I’m also predicting that no one comparable in the Democratic party has anticipated what to say in response.
Law.com interviews Alberto Gonzales. And he’s just as thick as I remembered:
TL: My question is loyalty versus being an objective counselor. I think a lot of my readers think, “Which one are you, loyal or an objective counselor to the president?”
Gonzales: You’re loyal. Look, someone like an attorney general wears two hats. You’re a member of the president’s team; you’re on his Cabinet. You have an obligation to promote the president’s law enforcement policies and priorities. He campaigned on those policies, and you have an obligation as a Cabinet official to make sure they’re implemented. But you also wear a different hat. You’re the chief law enforcement officer for the country. And if you have to investigate the White House for wrongdoing, you have to investigate the White House for wrongdoing, and I would have done that. And I think anyone who is unable to do that is not qualified to serve in these positions. So, there were times when I disagreed with the president, and I told the president. I think people have this notion that if you’re the attorney general, you can’t agree with anything, you can’t support anything of the president. That’s a naive understanding. That’s a misunderstanding of the world of the attorney general and our system of government. … So, my response to your question is I think everyone who works for the president and is appointed by the president should be loyal to the president and the president’s policies and priorities. But they take an oath and they’ve got to, of course, discharge their obligations under that oath, and I tried to do that every day.

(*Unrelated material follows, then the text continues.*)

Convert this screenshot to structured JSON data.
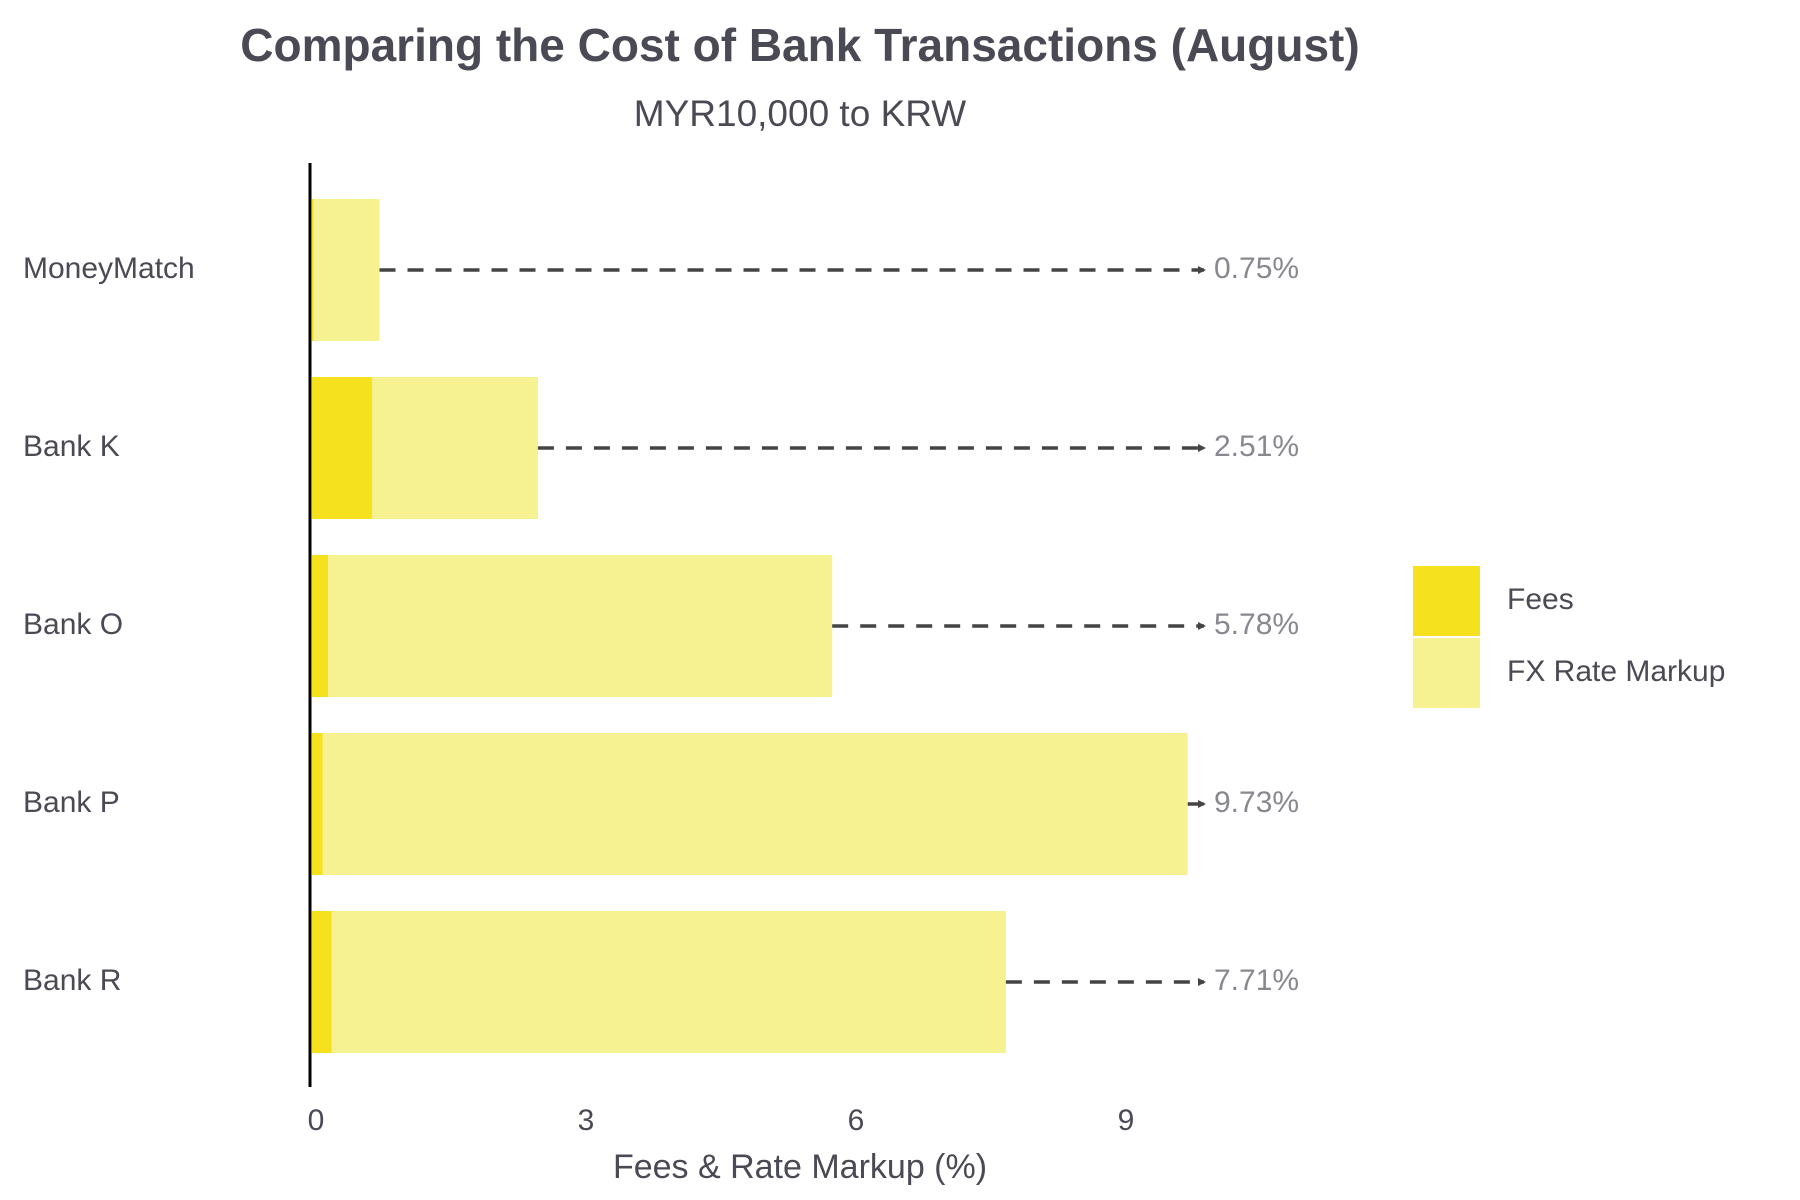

Good grief. Talk about a straw man. Has anyone argued, ever, “that if you’re the attorney general, you can’t agree with anything, you can’t support anything of the president?” God, he sounds just like Junior.
With the exception of Rove, Bush’s personal lieutenants were all just dumb as dirt. And this one was far too dumb to be Attorney General, which as he says has a sort of dual function, but one which is also obviously far too complicated for him to properly comprehend. Oy.
But lest we place the full blame for Bushian folly on Bush himself, let’s take a look at the latest from Dick Cheney, and his slavish biographer (who you have to give some credit for his willingness to continue to prostitute himself for his subject despite the embarrassment he must feel about this.)
Hayes argues I was wrong to describe torture techniques as Bush/Cheney administration policy because “they were conceived and executed by senior CIA officals.” Is Hayes really arguing higher-ups didn’t sign off on torture techniques? Why on earth is he pointing out that Cheney himself didn’t “execute” the policies?
Breaking: Cheney himself didn’t waterboard! Just wow.